In a similar analysis, the team also looked at the effect of papaya extract on the production of antitumor molecules known as cytokines. Papaya was shown to promote the production of Th1-type cytokines, important in the regulation of the immune system. For that reason, the study findings raise the possibility of future use of papaya extract components in immune-related conditions such as inflammation, autoimmune disease and some cancers.
Bharat B. Aggarwal, Ph.D., a researcher at the University of Texas M.D. Anderson Cancer Center in Houston, already is so convinced of papaya's restorative powers that he has a serving of the fruit every day.

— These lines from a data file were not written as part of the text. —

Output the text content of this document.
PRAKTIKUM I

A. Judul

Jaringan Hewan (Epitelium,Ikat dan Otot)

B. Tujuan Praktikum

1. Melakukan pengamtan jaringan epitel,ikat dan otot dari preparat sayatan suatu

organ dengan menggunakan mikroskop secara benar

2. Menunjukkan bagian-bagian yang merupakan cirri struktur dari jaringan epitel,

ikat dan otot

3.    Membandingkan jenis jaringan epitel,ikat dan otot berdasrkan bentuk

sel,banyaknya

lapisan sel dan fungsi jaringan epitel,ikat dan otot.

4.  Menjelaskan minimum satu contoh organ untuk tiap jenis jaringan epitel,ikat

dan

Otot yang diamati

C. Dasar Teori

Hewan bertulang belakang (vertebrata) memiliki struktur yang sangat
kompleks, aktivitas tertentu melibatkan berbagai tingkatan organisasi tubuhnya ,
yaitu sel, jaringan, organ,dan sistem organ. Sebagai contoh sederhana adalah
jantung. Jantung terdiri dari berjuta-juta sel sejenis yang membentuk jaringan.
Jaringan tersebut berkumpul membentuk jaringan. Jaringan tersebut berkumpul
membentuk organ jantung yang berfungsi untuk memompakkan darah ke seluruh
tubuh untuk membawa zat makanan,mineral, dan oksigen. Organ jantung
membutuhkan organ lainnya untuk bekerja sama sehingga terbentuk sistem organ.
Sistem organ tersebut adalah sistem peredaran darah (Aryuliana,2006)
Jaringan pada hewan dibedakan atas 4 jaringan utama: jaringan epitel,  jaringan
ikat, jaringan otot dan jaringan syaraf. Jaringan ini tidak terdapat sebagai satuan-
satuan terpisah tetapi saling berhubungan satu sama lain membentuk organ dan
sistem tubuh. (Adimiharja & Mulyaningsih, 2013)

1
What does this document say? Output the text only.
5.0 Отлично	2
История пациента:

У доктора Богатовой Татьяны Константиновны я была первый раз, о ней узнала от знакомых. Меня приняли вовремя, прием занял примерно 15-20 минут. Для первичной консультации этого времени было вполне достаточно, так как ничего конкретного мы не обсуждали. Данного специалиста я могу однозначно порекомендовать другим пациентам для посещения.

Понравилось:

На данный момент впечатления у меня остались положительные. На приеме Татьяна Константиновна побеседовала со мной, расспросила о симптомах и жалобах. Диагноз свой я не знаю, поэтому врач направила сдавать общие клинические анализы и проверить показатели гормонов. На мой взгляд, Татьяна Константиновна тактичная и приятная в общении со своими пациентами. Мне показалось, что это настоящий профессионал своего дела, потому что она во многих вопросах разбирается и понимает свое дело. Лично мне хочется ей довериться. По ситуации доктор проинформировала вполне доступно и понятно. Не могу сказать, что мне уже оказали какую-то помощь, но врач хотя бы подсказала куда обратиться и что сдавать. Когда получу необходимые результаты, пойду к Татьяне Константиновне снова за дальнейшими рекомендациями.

"We have always known that papaya has a lot of interesting things in there," said Aggarwal, a professor in the center's department of experimental therapeutics who was not involved in the UF research. Foremost among papaya's health-promoting agents is papain, papaya's signature enzyme, which is found in both the fruit and the leaves.
"This paper has not gone too much into identifying the components responsible for the activity, which is just fine. I think that is a good beginning," Aggarwal said.
Aggarwal also noted that papaya extract's success in reducing cancer in laboratory cell cultures must next be replicated in animal and human studies.
"I hope Dr. Dang takes it further, because I think we need enthusiastic people like him to move it forward," Aggarwal said.